Lettow noted the research effort also could lead to the development of batteries that are more stable, have a longer life and store larger amounts of energy.
We are very pleased to add this substantial portfolio of graphene-based battery technologies, developed with PNNL and Princeton, to our already very strong graphene patent portfolios in conductive inks, printed electronics, composite materials, and energy storage, added Lettow.
This license is the culmination of a substantial investment of laboratory-directed research and development funds, innovative work by our researchers and a proactive patenting strategy recently deployed at PNNL, said Cheryl Cejka, the national laboratory's director of technology commercialization. PNNL is a leader in linking research to real-world impact, so we are thrilled to see a company like Vorbeck bring our technology to US consumers.
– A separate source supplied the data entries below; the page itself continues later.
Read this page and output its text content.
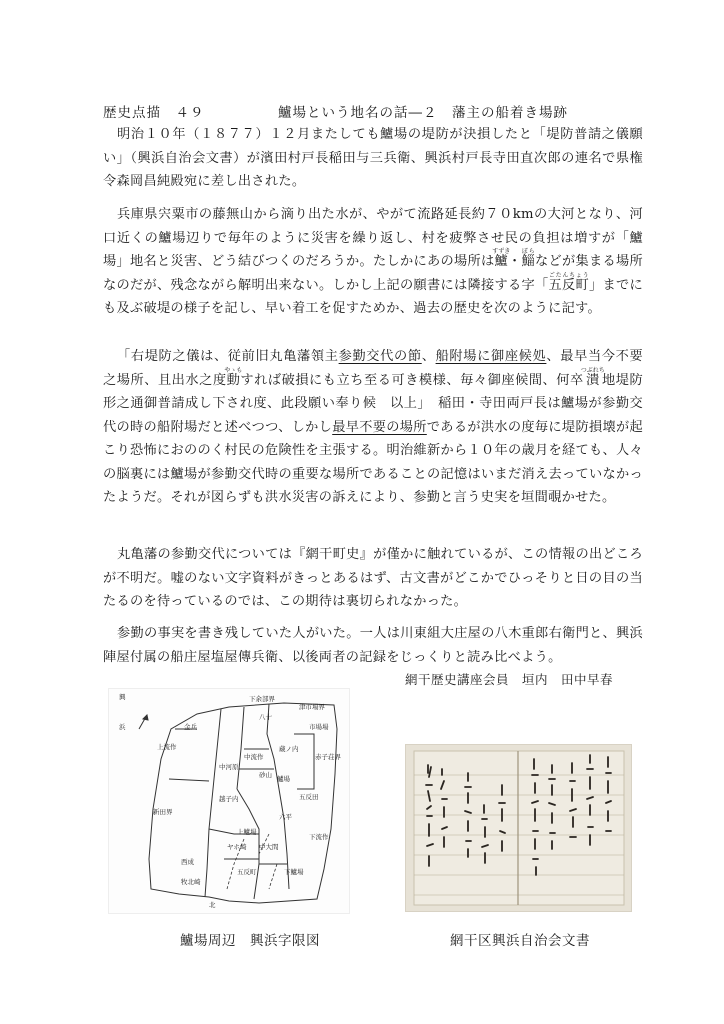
歴史点描　４９	鱸場という地名の話―２　藩主の船着き場跡

明治１０年（１８７７）１２月またしても鱸場の堤防が決損したと「堤防普請之儀願い」（興浜自治会文書）が濱田村戸長稲田与三兵衛、興浜村戸長寺田直次郎の連名で県権令森岡昌純殿宛に差し出された。

兵庫県宍粟市の藤無山から滴り出た水が、やがて流路延長約７０kmの大河となり、河口近くの鱸場辺りで毎年のように災害を繰り返し、村を疲弊させ民の負担は増すが「鱸場」地名と災害、どう結びつくのだろうか。たしかにあの場所は鱸すずき・鯔ぼらなどが集まる場所なのだが、残念ながら解明出来ない。しかし上記の願書には隣接する字「五反町ごたんちょう」までにも及ぶ破堤の様子を記し、早い着工を促すためか、過去の歴史を次のように記す。

「右堤防之儀は、従前旧丸亀藩領主参勤交代の節、船附場に御座候処、最早当今不要之場所、且出水之度動やゝもすれば破損にも立ち至る可き模様、毎々御座候間、何卒潰つぶれち地堤防形之通御普請成し下され度、此段願い奉り候　以上」　稲田・寺田両戸長は鱸場が参勤交代の時の船附場だと述べつつ、しかし最早不要の場所であるが洪水の度毎に堤防損壊が起こり恐怖におののく村民の危険性を主張する。明治維新から１０年の歳月を経ても、人々の脳裏には鱸場が参勤交代時の重要な場所であることの記憶はいまだ消え去っていなかったようだ。それが図らずも洪水災害の訴えにより、参勤と言う史実を垣間覗かせた。

丸亀藩の参勤交代については『網干町史』が僅かに触れているが、この情報の出どころが不明だ。嘘のない文字資料がきっとあるはず、古文書がどこかでひっそりと日の目の当たるのを待っているのでは、この期待は裏切られなかった。

参勤の事実を書き残していた人がいた。一人は川東組大庄屋の八木重郎右衛門と、興浜陣屋付属の船庄屋塩屋傳兵衛、以後両者の記録をじっくりと読み比べよう。

網干歴史講座会員　垣内　田中早春
興
浜
下余部界
津市場界
市場場
金兵
八十
上流作	蔵ノ内
赤子荘界
中河原
中流作
砂山 鱸場
五反田
新田界
越子内
六平
上鱸場
ヤホ崎 中大間
西成
下流作
五反町	下鱸場
牧北崎
北
鱸場周辺　興浜字限図	網干区興浜自治会文書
Electronics and auto manufacturers would like to develop the next generation of batteries using low-cost materials such as titanium dioxide to replace the more expensive materials used today. But titanium dioxide on its own doesn't perform well enough to serve as a replacement.
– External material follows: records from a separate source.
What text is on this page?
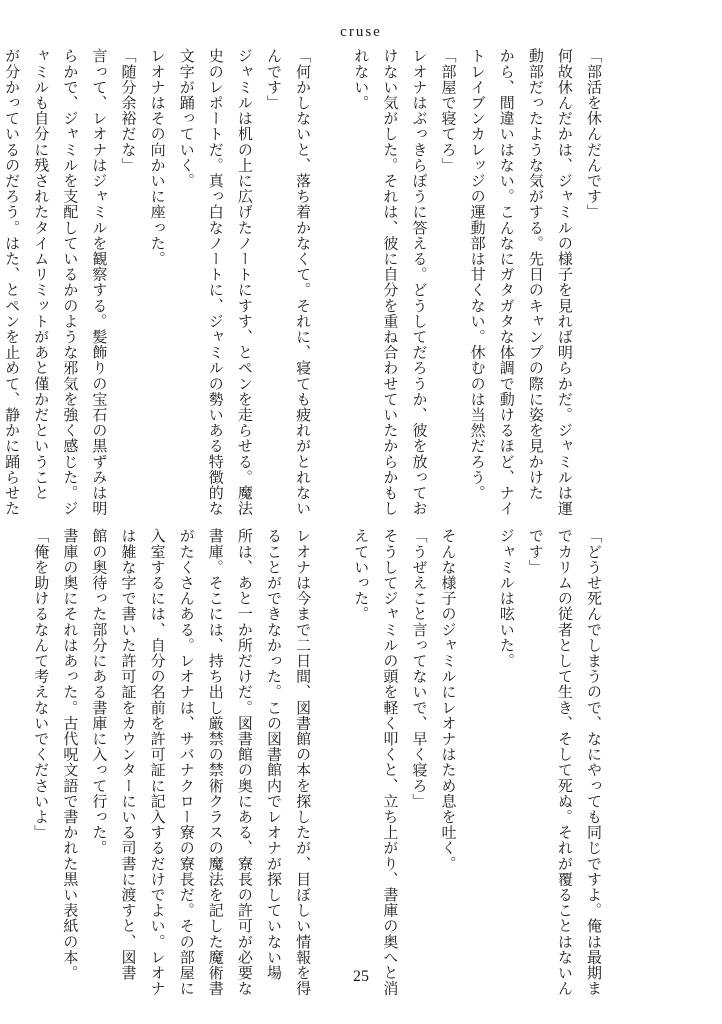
cruse
「部活を休んだんです」
何故休んだかは、ジャミルの様子を見れば明らかだ。ジャミルは運
動部だったような気がする。先日のキャンプの際に姿を見かけた
から、間違いはない。こんなにガタガタな体調で動けるほど、ナイ
トレイブンカレッジの運動部は甘くない。休むのは当然だろう。
「部屋で寝てろ」
レオナはぶっきらぼうに答える。どうしてだろうか、彼を放ってお
けない気がした。それは、彼に自分を重ね合わせていたからかもし
れない。

「何かしないと、落ち着かなくて。それに、寝ても疲れがとれない
んです」
ジャミルは机の上に広げたノートにすす、とペンを走らせる。魔法
史のレポートだ。真っ白なノートに、ジャミルの勢いある特徴的な
文字が踊っていく。
レオナはその向かいに座った。
「随分余裕だな」
言って、レオナはジャミルを観察する。髪飾りの宝石の黒ずみは明
らかで、ジャミルを支配しているかのような邪気を強く感じた。ジ
ャミルも自分に残されたタイムリミットがあと僅かだということ
が分かっているのだろう。はた、とペンを止めて、静かに踊らせた
「どうせ死んでしまうので、なにやっても同じですよ。俺は最期ま
でカリムの従者として生き、そして死ぬ。それが覆ることはないん
です」
ジャミルは呟いた。

そんな様子のジャミルにレオナはため息を吐く。
「うぜえこと言ってないで、早く寝ろ」
そうしてジャミルの頭を軽く叩くと、立ち上がり、書庫の奥へと消
えていった。

レオナは今まで二日間、図書館の本を探したが、目ぼしい情報を得
ることができなかった。この図書館内でレオナが探していない場
所は、あと一か所だけだ。図書館の奥にある、寮長の許可が必要な
書庫。そこには、持ち出し厳禁の禁術クラスの魔法を記した魔術書
がたくさんある。レオナは、サバナクロー寮の寮長だ。その部屋に
入室するには、自分の名前を許可証に記入するだけでよい。レオナ
は雑な字で書いた許可証をカウンターにいる司書に渡すと、図書
館の奥待った部分にある書庫に入って行った。
書庫の奥にそれはあった。古代呪文語で書かれた黒い表紙の本。
「俺を助けるなんて考えないでくださいよ」
25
Recently, PNNL researchers collaborated with Vorbeck to develop a method for building tiny titanium oxide and carbon structures and then demonstrated that small quantities of Vor-x® graphene ‐ a good electronic conductor made from ultra-thin sheets of carbon atoms ‐ can dramatically improve the performance of the batteries, especially with respect to how rapidly the batteries can be charged.
Structural analysis studies of the material were conducted with scientists at EMSL, the Environmental Molecular Sciences Laboratory, a DOE national user facility located at PNNL. When they compared how well the new combination of electrode materials charged and discharged electric current, the electrodes containing graphene outperformed the standard titanium dioxide by up to three times.
Lettow noted the Vorbeck-PNNL team recently received a grant from the Advanced Research Projects Agency-Energy, or ARPA-E, to develop advanced battery chemistries, and has contracts with major manufacturers for graphene-based printed electronics and battery systems. As a result, Vorbeck anticipates continued breakthroughs, new patents and rapid commercialization of the new technology in consumer goods, he said.